The 2017 to 2020 Citizen’s Manifesto powered by Oxfam, a Non-Governmental Organization and compiled by the Financial Accountability and Transparency-Africa (FAT-Africa),a policy think tank has rolled out guidelines to seek citizen’s view to enable them demand accountability from politicians during and after the elections.
Reviewing the contents of the manifesto attended by Albert Kan-Dapaah; former Member of Parliament for Affigya –Sekyere in the Ashanti Region and Vitus Aziem, Executive Director of Ghana Integrity Initiative, the local chapter of Transparency International in Accra, the Project Manager of FAT-Africa; Francis Darko Asare, said the manifesto was based on inputs and recommendations made at the validation events by citizens across the country.
He added that, his organization did the exercise with the hope that the elected governments upon assuming power in 2017 will take the inputs seriously and addressed them.
‘’We believe political parties assuming power would have already considered these issues and be better placed to address them for the betterment of Ghanaians,’’ he stressed.
He explained that one of the major issues that cut across during their interaction with respondents was youth unemployment.

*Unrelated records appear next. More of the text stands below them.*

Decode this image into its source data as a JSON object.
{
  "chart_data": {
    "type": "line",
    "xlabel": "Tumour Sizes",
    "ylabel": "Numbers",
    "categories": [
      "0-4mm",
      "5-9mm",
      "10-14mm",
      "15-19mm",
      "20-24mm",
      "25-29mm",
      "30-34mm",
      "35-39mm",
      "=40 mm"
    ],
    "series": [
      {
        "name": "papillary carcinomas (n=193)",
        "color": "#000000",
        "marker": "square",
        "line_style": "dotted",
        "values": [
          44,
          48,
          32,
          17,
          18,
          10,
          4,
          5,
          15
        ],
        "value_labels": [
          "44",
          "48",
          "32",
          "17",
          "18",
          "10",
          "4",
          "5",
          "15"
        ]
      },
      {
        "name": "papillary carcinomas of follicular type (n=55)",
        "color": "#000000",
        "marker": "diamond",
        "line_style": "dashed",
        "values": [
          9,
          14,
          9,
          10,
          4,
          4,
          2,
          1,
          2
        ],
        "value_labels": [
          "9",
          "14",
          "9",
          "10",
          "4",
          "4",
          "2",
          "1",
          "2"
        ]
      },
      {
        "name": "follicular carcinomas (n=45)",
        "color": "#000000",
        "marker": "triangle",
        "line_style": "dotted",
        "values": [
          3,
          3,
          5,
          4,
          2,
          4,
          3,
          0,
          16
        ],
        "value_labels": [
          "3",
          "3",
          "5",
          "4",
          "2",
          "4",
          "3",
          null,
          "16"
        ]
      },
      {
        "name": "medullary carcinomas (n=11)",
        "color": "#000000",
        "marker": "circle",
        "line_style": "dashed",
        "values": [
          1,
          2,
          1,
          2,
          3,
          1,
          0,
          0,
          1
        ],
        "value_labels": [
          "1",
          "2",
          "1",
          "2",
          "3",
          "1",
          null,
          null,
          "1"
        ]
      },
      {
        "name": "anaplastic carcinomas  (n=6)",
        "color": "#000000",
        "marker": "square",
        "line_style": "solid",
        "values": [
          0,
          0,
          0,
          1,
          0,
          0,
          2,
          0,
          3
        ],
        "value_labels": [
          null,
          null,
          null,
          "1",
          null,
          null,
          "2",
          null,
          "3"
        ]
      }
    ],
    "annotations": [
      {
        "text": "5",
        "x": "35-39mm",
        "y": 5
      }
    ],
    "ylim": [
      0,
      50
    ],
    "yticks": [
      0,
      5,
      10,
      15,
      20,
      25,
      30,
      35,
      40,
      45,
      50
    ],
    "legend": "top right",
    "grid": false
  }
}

According to him, the latest round of the Ghana Living standards survey, 2014 indicates that about 56 percent of the population is made up of young
people between ages 15 to 24.
About 6.4 percent of these group of peoples were found to be unemployed and this confirms a joint in-depth study by the International Labour Organization and the World Bank reports that suggest that 71 percent of Ghanaian youth are in the labour force with 6 percent designated as unemployed.
He said unemployment has assumed an urban phenomenon, where a proportion of the youth who are active and out of education are more than one-third of those in the rural areas.

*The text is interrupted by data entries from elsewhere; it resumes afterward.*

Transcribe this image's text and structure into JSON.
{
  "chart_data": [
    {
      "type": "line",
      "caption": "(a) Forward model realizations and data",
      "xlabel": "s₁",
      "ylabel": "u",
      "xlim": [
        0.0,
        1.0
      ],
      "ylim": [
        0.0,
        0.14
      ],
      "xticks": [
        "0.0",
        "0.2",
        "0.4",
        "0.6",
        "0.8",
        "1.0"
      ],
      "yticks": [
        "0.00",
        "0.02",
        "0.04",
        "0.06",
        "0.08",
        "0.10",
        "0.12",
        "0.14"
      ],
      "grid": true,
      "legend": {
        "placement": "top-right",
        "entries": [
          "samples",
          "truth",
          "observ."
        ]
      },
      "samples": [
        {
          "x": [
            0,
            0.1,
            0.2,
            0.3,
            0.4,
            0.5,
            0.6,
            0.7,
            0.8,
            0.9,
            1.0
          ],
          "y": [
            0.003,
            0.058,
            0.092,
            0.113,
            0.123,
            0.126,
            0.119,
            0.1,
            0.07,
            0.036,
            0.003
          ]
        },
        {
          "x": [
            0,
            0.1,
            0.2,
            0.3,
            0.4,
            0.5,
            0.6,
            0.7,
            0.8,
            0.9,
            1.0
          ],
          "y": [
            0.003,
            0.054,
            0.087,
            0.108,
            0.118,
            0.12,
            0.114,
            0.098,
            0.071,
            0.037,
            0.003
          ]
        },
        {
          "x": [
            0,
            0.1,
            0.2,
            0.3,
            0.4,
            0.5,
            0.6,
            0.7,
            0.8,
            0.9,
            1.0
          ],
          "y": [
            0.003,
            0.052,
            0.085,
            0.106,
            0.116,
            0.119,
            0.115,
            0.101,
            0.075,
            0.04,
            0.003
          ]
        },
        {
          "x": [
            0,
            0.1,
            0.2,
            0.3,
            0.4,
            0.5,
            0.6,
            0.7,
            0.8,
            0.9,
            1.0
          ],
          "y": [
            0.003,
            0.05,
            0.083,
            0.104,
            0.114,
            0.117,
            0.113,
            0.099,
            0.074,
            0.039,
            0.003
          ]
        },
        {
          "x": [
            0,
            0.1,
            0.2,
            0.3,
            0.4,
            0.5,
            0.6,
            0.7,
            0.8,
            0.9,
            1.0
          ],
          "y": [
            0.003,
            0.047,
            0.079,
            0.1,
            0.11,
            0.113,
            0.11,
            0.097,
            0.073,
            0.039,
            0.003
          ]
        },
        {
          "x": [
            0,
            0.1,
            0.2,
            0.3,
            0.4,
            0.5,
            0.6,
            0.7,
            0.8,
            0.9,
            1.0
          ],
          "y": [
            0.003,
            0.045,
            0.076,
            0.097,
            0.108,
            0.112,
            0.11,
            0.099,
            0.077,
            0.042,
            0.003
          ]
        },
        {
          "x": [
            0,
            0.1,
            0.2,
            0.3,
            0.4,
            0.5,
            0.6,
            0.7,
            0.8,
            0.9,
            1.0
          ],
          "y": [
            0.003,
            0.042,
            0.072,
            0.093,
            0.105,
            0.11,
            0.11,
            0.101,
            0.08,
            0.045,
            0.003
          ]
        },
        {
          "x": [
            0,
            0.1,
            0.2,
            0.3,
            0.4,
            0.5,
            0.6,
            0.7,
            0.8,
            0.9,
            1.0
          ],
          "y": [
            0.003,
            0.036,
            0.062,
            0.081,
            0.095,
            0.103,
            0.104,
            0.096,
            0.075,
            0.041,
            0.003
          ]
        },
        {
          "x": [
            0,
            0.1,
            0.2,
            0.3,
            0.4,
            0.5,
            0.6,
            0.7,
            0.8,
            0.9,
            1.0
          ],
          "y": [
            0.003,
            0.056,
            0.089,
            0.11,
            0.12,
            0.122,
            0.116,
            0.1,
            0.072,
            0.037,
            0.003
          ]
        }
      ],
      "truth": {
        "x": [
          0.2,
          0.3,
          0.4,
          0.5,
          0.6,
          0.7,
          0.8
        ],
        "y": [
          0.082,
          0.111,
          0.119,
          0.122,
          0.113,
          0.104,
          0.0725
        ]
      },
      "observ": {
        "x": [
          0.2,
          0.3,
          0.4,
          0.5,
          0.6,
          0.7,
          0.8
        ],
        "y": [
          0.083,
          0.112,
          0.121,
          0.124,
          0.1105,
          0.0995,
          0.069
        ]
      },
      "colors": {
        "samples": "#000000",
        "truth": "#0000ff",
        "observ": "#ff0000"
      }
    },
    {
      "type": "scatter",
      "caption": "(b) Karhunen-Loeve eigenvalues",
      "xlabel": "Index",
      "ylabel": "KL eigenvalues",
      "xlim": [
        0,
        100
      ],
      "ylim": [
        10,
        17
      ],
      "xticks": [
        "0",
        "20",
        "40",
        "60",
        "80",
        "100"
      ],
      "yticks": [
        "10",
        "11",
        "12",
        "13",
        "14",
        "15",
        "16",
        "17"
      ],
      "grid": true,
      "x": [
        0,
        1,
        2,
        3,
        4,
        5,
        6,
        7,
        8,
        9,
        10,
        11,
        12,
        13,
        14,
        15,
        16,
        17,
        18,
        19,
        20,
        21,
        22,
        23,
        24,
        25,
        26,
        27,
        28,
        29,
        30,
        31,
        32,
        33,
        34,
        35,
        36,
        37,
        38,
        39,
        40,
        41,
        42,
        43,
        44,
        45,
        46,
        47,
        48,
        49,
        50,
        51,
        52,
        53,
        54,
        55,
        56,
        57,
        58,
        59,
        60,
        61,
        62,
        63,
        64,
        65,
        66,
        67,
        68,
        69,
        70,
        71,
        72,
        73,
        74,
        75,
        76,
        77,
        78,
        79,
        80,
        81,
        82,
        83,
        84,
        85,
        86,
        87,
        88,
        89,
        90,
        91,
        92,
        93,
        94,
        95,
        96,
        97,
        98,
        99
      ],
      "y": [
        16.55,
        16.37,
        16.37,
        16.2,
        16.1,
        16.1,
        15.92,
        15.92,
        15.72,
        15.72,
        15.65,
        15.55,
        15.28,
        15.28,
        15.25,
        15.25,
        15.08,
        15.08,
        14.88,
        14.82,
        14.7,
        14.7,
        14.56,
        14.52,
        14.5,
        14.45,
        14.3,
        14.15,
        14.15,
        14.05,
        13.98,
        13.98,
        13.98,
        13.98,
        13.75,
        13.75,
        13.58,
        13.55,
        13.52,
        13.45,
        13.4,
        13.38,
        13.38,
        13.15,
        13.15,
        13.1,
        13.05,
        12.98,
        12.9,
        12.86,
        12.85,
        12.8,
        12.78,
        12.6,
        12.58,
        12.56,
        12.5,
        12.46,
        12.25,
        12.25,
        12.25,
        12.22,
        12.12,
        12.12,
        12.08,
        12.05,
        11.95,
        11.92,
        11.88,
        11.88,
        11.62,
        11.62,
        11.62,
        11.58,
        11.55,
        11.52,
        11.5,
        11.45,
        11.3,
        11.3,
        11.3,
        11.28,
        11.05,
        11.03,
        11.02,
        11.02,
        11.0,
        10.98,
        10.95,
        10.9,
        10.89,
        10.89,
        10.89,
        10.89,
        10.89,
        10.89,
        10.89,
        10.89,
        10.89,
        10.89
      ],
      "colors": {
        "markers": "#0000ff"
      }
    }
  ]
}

In all female youth are more likely to be unemployed than their male counterparts, irrespective of their residence.
He added that the study revealed that 14 percent of Ghanaian youth fall into the Not into Employment, Education or Training (NEET) and thus
vulnerable to violent behaviours.
On corruption, hesaid the organization want the elected governments to denounce poor financial accountability and corruption as the greatest governance challenges in the country and commit the government to fighting these twin problems relentlessly.
He urged the assuming governments to commit to protect the public purse from frivolous charges on it to allow room for fruitful expenditures on social amenities and maximize the welfare services of the state.
He called the government to separate the office of the Attorney-General from the Ministry of Justice and pursue those who have defrauded the state as well as government officials who are found culpable.
He appealed to the governments to review the existing mechanisms to implement audit findings and sanctions through the Audit Report Implementation Committee.
He added that this will ensure that the financial reports of the Ministries, Departments and Agencies (MMDAs) are readily available at all times and presented on regular basis for citizens to assess the use of public resources.
‘We consider this as very important contribution towards improving governance, service delivery, poverty reduction and an achievement of the Sustainable Development Goals (SDGs) in the country.
We therefore expect the elected governments to adopt our demands as part of its programme of governance in the next four years’.
The Executive Chairman of FAT-Africa, Joe Winful, on his part said the Citizen’s Manifesto would ensure that a group of Ghanaians, do not sit in the comfort of their rooms and claims to be espousing the thoughts of the average Ghanaian.
According to him, this is the true voices of the average Ghanaians on their needs and expectations from governments.